Jako gratisy do zakupów dostałam:
- masełko do rąk Borówka, Bielenda
- japoński krem do rąk kamelia&olej ryżowy, Bielenda
- maszynki do golenia, Bielenda


Kwiecień to miesiąc w którym udało mi się dostać do kilku testów, w tym do tego na wizaz.pl. W moje ręce wpadł zestaw od Tołpy Authentic, jest to linia nawilżająca. Dostałam żel do mycia twarzy, serum do twarzy oraz krem do twarzy.

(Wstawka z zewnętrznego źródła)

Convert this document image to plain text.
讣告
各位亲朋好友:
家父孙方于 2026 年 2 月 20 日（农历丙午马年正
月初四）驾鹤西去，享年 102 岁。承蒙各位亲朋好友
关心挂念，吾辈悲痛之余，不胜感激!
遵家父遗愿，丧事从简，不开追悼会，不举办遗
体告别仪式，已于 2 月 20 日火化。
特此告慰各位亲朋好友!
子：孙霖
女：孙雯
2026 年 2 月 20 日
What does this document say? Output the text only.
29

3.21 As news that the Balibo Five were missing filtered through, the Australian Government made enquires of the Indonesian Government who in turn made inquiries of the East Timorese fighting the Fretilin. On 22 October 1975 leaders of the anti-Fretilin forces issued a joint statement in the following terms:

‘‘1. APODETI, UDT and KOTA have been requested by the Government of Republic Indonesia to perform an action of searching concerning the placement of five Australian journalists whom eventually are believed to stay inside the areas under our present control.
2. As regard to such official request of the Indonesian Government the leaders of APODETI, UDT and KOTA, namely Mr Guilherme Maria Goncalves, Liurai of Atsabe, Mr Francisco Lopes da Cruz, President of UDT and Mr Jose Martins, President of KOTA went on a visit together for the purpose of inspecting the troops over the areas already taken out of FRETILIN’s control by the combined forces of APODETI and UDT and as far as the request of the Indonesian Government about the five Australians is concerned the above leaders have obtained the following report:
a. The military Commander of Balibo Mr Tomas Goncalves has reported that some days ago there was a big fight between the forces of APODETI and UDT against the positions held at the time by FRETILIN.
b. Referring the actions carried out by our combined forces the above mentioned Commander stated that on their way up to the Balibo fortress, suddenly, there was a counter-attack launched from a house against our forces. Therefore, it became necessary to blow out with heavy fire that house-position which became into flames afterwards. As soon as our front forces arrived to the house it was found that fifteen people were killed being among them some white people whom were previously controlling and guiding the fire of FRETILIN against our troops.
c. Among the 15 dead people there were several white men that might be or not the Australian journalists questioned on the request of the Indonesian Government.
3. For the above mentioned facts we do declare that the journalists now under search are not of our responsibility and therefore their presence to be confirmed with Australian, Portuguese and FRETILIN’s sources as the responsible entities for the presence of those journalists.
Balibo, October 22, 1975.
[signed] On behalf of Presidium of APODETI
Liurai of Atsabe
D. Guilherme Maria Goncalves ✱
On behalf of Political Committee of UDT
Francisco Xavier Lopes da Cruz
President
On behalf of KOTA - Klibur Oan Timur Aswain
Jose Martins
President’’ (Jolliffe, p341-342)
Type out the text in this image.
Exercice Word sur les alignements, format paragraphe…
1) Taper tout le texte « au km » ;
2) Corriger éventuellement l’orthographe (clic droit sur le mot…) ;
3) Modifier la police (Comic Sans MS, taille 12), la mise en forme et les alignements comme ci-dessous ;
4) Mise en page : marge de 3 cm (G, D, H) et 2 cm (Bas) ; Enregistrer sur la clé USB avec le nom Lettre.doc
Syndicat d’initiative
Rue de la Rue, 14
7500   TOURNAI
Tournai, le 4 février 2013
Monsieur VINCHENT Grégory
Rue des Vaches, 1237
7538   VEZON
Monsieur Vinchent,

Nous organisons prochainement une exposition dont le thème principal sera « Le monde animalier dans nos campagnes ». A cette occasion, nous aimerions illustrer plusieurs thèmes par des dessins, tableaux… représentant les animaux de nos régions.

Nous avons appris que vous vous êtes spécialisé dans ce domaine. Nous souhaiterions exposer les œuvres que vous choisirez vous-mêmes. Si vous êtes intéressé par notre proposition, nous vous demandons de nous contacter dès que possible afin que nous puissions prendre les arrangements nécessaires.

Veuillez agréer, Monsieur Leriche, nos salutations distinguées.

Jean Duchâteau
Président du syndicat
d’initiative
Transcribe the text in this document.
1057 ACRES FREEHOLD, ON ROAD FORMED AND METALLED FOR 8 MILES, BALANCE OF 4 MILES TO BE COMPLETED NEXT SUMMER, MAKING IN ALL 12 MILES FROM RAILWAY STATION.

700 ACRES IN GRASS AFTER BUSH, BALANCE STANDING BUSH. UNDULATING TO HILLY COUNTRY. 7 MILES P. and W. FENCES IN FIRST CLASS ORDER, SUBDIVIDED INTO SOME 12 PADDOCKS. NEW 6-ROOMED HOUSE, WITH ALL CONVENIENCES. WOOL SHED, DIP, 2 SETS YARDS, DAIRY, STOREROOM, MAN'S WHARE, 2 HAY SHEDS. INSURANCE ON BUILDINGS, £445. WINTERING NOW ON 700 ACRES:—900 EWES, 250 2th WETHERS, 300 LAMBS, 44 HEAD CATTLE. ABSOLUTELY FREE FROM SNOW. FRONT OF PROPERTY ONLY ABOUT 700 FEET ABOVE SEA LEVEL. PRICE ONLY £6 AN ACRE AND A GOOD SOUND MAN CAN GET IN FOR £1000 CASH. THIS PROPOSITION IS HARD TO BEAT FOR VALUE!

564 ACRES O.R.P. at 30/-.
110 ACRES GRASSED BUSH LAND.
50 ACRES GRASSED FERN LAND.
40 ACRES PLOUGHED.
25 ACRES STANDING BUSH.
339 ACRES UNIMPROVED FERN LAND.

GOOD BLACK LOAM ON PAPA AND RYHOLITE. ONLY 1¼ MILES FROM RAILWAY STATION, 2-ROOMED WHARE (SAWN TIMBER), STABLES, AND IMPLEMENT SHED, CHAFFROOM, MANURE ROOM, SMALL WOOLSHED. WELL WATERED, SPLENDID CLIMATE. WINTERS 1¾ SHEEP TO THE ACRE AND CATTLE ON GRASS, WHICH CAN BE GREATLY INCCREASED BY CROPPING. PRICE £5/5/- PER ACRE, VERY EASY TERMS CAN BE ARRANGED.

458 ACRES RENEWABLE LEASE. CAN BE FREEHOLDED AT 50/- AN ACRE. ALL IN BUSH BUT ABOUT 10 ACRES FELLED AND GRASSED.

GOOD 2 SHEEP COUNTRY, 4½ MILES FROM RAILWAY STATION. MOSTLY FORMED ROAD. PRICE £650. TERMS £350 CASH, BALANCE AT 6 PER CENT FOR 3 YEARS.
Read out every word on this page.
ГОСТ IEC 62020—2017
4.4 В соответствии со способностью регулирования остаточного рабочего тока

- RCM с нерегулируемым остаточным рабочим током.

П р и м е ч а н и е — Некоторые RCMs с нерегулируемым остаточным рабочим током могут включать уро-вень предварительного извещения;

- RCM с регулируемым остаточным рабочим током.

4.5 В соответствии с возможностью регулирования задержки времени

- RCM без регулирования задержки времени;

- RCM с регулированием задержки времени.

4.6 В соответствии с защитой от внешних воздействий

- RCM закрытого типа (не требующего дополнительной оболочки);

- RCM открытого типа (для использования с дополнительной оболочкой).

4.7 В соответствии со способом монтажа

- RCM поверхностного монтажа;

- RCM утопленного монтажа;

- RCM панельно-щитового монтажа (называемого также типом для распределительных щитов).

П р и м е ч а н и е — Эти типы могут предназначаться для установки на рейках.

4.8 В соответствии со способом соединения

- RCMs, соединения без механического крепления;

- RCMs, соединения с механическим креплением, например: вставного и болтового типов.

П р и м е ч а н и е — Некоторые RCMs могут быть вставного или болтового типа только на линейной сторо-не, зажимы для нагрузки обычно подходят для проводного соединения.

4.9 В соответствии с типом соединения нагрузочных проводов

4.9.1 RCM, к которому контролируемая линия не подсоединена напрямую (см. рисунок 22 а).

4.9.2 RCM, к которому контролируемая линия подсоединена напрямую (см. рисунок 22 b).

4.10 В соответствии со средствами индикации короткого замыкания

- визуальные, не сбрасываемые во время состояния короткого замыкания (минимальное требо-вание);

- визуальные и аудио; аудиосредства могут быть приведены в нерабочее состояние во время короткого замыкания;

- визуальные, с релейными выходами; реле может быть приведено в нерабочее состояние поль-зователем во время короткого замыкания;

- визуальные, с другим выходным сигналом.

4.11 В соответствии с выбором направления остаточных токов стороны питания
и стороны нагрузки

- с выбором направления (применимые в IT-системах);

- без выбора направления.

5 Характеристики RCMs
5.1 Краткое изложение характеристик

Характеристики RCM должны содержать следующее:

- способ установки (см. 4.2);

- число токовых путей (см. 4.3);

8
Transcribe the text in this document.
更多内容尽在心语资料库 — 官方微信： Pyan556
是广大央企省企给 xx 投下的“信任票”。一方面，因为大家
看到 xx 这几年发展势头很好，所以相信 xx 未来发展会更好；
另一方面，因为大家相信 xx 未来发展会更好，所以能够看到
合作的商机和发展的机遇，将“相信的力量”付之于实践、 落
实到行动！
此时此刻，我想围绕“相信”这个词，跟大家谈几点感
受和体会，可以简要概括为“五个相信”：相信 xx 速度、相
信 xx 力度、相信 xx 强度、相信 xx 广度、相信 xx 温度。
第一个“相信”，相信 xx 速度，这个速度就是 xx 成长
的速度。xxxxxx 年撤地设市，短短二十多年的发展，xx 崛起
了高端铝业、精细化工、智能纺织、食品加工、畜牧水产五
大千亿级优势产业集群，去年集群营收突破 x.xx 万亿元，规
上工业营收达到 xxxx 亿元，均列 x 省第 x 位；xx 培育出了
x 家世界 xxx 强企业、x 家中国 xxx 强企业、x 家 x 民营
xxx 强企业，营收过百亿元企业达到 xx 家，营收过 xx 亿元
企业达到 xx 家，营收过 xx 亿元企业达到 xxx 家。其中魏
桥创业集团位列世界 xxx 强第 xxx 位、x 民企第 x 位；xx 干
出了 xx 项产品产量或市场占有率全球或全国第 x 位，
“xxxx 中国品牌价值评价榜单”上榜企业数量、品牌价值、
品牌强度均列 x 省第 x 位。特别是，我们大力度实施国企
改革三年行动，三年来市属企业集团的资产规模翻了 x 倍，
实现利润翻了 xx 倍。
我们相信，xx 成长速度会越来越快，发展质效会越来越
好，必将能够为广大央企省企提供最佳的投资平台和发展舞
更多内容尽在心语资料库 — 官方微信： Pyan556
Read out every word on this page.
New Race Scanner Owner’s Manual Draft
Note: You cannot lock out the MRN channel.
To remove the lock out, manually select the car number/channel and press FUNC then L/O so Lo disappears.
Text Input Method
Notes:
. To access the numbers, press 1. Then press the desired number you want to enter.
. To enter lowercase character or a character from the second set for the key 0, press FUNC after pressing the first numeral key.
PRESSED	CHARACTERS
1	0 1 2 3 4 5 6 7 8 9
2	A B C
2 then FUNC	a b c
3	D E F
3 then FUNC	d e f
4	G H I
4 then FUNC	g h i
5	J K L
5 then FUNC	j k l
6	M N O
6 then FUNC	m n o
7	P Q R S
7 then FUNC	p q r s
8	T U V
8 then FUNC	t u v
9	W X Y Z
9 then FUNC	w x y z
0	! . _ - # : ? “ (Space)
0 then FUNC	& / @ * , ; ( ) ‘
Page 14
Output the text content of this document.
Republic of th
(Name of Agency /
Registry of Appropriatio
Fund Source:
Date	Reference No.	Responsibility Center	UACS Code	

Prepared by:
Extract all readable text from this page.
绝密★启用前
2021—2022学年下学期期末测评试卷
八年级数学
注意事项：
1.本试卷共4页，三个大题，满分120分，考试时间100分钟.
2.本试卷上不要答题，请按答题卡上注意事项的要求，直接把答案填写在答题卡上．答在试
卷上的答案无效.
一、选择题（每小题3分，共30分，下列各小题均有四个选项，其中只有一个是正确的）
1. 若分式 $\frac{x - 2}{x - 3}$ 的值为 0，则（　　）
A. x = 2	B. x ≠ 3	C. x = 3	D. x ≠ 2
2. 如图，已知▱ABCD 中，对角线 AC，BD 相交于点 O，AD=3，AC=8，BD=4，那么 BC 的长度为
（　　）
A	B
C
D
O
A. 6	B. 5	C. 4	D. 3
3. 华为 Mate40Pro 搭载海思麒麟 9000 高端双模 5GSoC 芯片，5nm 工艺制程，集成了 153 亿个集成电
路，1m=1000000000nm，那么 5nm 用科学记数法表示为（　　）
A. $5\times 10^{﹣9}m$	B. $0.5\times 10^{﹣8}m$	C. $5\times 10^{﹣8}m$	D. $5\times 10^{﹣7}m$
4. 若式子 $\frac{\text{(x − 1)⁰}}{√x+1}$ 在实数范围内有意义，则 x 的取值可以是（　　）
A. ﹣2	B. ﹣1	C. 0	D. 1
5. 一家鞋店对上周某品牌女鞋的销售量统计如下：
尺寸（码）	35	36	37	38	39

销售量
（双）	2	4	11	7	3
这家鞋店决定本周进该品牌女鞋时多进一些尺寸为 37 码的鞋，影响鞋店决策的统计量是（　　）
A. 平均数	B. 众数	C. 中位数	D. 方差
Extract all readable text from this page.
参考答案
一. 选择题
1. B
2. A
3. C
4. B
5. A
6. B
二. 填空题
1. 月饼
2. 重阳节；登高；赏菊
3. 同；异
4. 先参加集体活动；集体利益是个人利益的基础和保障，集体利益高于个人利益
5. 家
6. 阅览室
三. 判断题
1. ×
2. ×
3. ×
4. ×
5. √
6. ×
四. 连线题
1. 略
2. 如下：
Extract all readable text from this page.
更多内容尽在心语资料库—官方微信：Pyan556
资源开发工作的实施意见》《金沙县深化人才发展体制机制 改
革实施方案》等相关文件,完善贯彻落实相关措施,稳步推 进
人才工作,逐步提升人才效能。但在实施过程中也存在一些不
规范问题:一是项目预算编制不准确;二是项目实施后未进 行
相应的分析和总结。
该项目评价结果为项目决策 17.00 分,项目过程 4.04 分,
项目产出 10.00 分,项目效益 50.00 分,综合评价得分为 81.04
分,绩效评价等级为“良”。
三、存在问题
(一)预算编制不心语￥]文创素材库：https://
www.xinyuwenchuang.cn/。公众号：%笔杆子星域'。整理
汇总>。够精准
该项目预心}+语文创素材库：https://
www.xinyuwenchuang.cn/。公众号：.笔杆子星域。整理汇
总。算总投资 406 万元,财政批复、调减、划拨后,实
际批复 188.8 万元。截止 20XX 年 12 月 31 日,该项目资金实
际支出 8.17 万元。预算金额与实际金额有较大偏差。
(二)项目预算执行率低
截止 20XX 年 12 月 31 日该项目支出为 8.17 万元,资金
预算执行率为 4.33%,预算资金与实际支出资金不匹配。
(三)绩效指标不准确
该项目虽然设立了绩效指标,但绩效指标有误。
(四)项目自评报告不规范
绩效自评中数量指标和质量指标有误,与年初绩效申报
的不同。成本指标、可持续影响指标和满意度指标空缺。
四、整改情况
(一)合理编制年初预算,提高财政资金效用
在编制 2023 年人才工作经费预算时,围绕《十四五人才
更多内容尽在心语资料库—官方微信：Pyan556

Moja kolejna wygrana na wizaz.pl to zestaw kosmetyków od L'Oreal Paris. Otrzymałam dwa, naprawdę ciekawe produkty: serum do twarzy z wit C oraz rozświetlający krem na dzień wit C + SPF 50


Ostatnia już wygrana, tym razem ze strony wp.pl. Udało mi się dostać do testów kosmetyków Ziaja med, otrzymałam: krem kojąco nawilżający, szampon oczyszczający do wrażliwej skóry głowy i karku, natłuszczającą emulsję do ciała.

I to by było na tyle. Wpadło Wam coś w oko?